The single most effective move a university can make is to purchase enterprise licenses for top-tier AI tools and provide them to every student, faculty member, and staff member for free.

  • The Strategy: Negotiate with providers (OpenAI, Microsoft, Anthropic, etc.) for a campus-wide seat license.
  • The Outcome: Alex and Bella both get access to the same “super-tutor.” The advantage shifts back from ability to pay to ability to think.

2. Democratizing “Prompt Engineering”

Access to the tool isn’t enough; you need to know how to talk to it. Wealthy students often have tech-savvy networks teaching them the “power user” secrets of AI.

  • The Strategy: Integrate mandatory AI literacy modules into first-year seminars. Don’t just teach academic integrity; teach competence. How do you craft a prompt to get a nuanced answer? How do you spot a hallucination?
  • The Outcome: We ensure that “digital natives” actually know how to use the tools of their trade effectively and skeptically.

3. Invest in Open Source (Local Solutions)

We should not be entirely dependent on Big Tech pricing models that could skyrocket tomorrow.

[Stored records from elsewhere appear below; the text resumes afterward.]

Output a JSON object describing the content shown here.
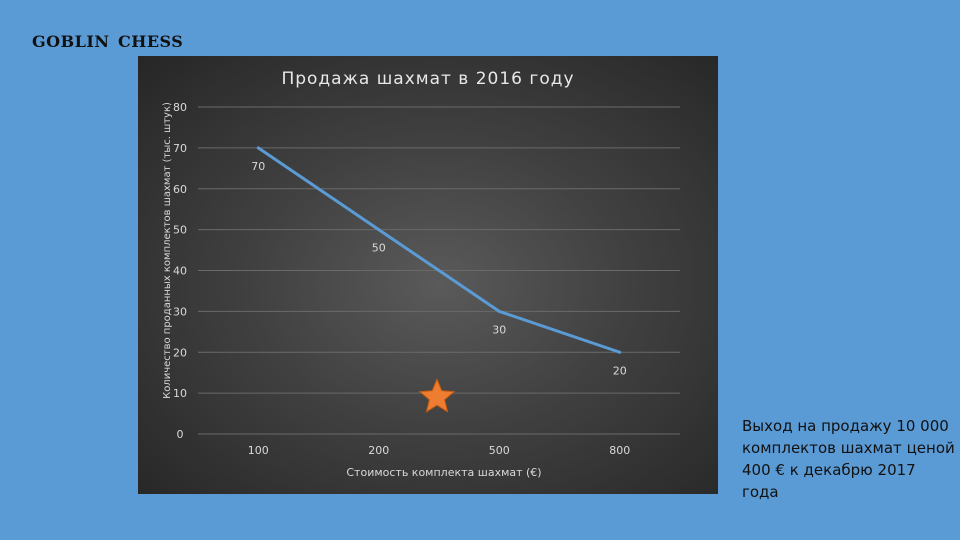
{
  "slide": {
    "title": "goblin chess",
    "note": "Выход на продажу 10 000 комплектов шахмат ценой 400 € к декабрю 2017 года"
  },
  "colors": {
    "background": "#5b9bd5",
    "line": "#5b9bd5",
    "star": "#ed7d31",
    "text": "#d9d9d9"
  },
  "chart_data": {
    "type": "line",
    "title": "Продажа шахмат в 2016 году",
    "xlabel": "Стоимость комплекта шахмат (€)",
    "ylabel": "Количество проданных комплектов шахмат (тыс. штук)",
    "categories": [
      "100",
      "200",
      "500",
      "800"
    ],
    "series": [
      {
        "values": [
          70,
          50,
          30,
          20
        ]
      }
    ],
    "data_labels": [
      "70",
      "50",
      "30",
      "20"
    ],
    "ylim": [
      0,
      80
    ],
    "yticks": [
      "0",
      "10",
      "20",
      "30",
      "40",
      "50",
      "60",
      "70",
      "80"
    ],
    "grid": true,
    "marker": {
      "shape": "star",
      "x_between": [
        "200",
        "500"
      ],
      "y": 9
    }
  }
}
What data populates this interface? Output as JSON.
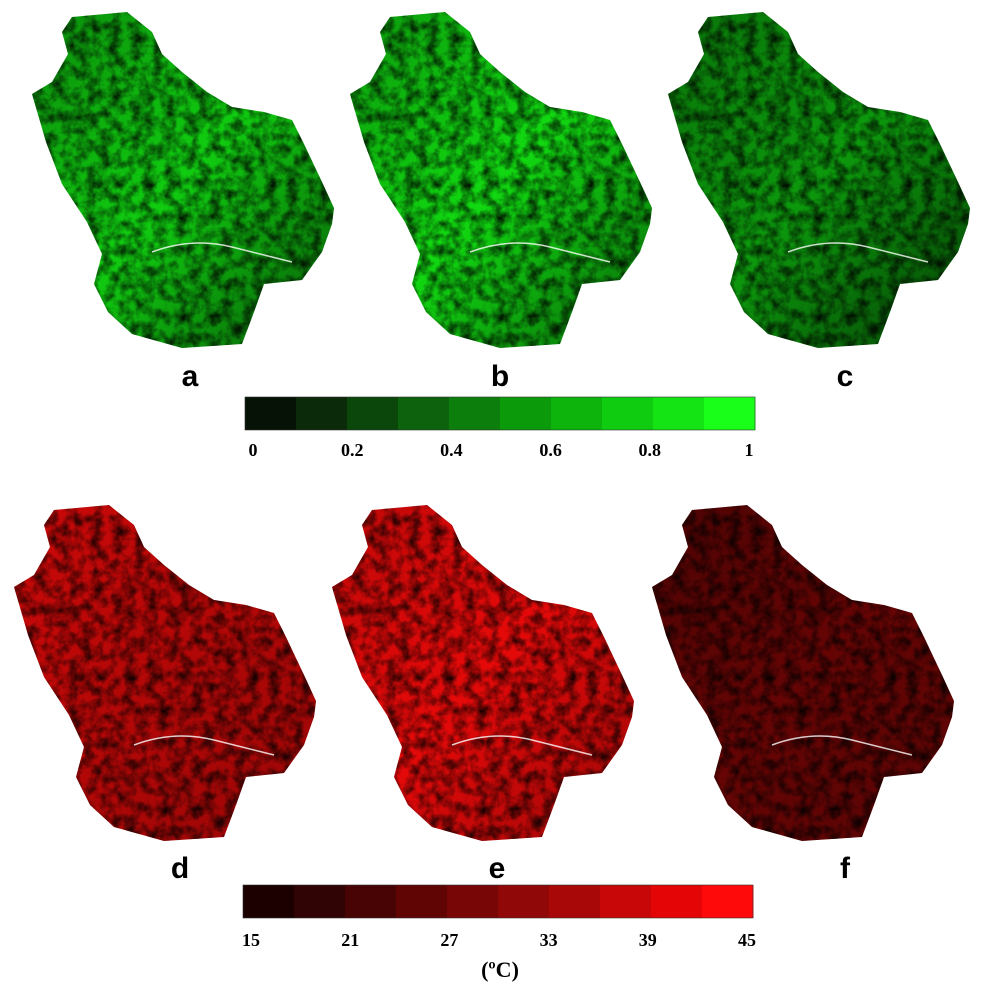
{
  "panels": [
    {
      "label": "a",
      "palette": "green",
      "shade": [
        0.55,
        0.8,
        0.35
      ]
    },
    {
      "label": "b",
      "palette": "green",
      "shade": [
        0.6,
        0.85,
        0.4
      ]
    },
    {
      "label": "c",
      "palette": "green",
      "shade": [
        0.45,
        0.6,
        0.25
      ]
    },
    {
      "label": "d",
      "palette": "red",
      "shade": [
        0.8,
        0.7,
        0.6
      ]
    },
    {
      "label": "e",
      "palette": "red",
      "shade": [
        0.75,
        0.9,
        0.6
      ]
    },
    {
      "label": "f",
      "palette": "red",
      "shade": [
        0.3,
        0.4,
        0.35
      ]
    }
  ],
  "colorbars": [
    {
      "palette": "green",
      "colors": [
        "#061206",
        "#0a2a0a",
        "#0b460b",
        "#0d620d",
        "#0b7e0b",
        "#0a9a0a",
        "#0cb40c",
        "#10cc10",
        "#14e414",
        "#1aff1a"
      ],
      "ticks": [
        "0",
        "0.2",
        "0.4",
        "0.6",
        "0.8",
        "1"
      ]
    },
    {
      "palette": "red",
      "colors": [
        "#1c0000",
        "#300404",
        "#480404",
        "#600404",
        "#780606",
        "#900808",
        "#a80808",
        "#c80808",
        "#e40606",
        "#ff0a0a"
      ],
      "ticks": [
        "15",
        "21",
        "27",
        "33",
        "39",
        "45"
      ],
      "unit": "(ºC)"
    }
  ]
}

  • The Strategy: University IT departments should invest in running powerful “open-source” AI models (like Llama or Mistral) on university servers.
  • The Outcome: This provides a free, high-quality, and private alternative for students, independent of corporate subscription fees.

The Bottom Line

A university’s mission is to find and cultivate talent, regardless of background. If we allow a €20/month paywall to determine who succeeds in the AI era, we have failed that mission.

Authentic intelligence should not have a price tag.